За беседою — дни, насыщенные чрезвычайными для Фонвизина событиями. По возвращении из московского отпуска он начинает читать «Бригадира» — сперва у друзей, затем в домах менее знакомых и более знатных, всюду имея успех и как автор, и как чтец. Очередь доходит до Григория Орлова, а уж он сообщает о преострой новинке и самой государыне.

Двадцать девятого июня Денис Иванович предстал перед «российской благотворительницей». Предстал не без трепета и сперва читал, почти запинаясь, но, ободренный императрицею, разошелся и закончил чтение с одушевлением и искусством, а после даже решился показать остроумие устное:

«Во время же чтения похвалы ее давали мне новую смелость, так что после чтения был я завлечен к некоторым шуткам и потом, облобызав ее десницу, вышел, имея от нее всемилостивейшее приветствие за мое чтение».

Вот после этого и остановил его в Петергофе Никита Иванович.

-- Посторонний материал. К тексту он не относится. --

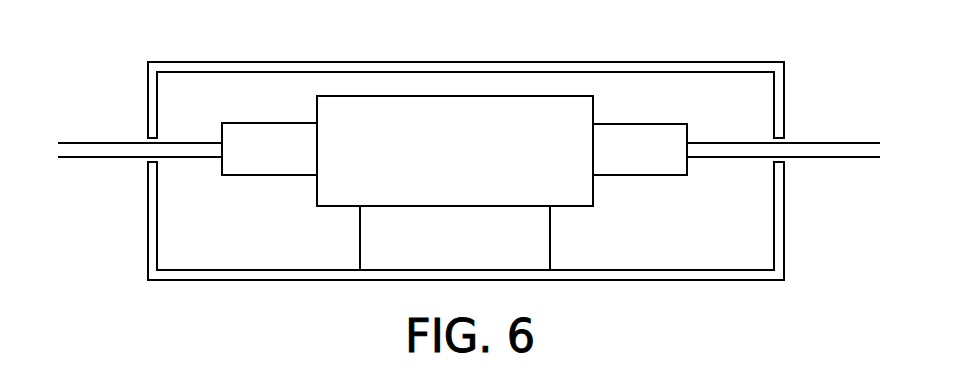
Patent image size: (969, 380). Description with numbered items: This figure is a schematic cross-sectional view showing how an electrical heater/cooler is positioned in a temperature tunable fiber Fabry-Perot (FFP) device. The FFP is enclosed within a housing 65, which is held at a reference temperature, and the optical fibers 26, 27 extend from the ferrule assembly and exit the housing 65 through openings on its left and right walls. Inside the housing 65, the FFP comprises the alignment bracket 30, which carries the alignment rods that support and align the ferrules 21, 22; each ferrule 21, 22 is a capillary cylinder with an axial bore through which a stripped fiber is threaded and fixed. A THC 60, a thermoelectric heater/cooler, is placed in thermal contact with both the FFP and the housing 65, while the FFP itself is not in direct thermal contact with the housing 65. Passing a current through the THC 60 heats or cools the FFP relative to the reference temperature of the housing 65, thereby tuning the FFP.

The ferrule 21 is at (240, 176).
The ferrule 22 is at (667, 177).
The fiber 26 is at (85, 127).
The fiber 27 is at (836, 127).
The alignment bracket 30 is at (378, 110).
The THC 60 is at (398, 258).
The housing 65 is at (800, 79).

Разумеется, успех «Бригадира» у Екатерины означал, что мода на него утверждена свыше. К милостивому смеху государыни присоединился всеобщий хохот — искренний, но искренность спешили проявить.

Фонвизин читает у пятнадцатилетнего Павла: снова успех. Затем дома у Никиты Панина. Затем его зовет отобедать второй Панин, Петр, причем Никита Иванович тут же спешит объявить брату:

«И я у тебя обедаю. Я не хочу пропустить случая слушать его чтение. Редкий талант! У него, братец, в комедии есть одна Акулина Тимофеевна: когда он роль ее читает, тогда я самое ее и вижу и слышу».

От Петра Панина Фонвизина приглашает к себе назавтра граф Захар Чернышев… и пошло, пошло, пошло. Вспоминая эти дни, Денис Иванович перечисляет знатнейшие семейства, пожелавшие принять у себя новомодного автора, мелькают имена Строгановых, Шуваловых, Румянцевых, Воронцовых; лестно, но утомительно, и, словно облегченный вздох, звучит: «Я, объездя звавших меня, с неделю отдыхал…»

Шум, впрочем, был разноголосым. Несмотря на высочайшие похвалы, а может, к ним-то и ревнующие, раздаются голоса недоброжелателей, прежде всего — знакомый голос Лукина.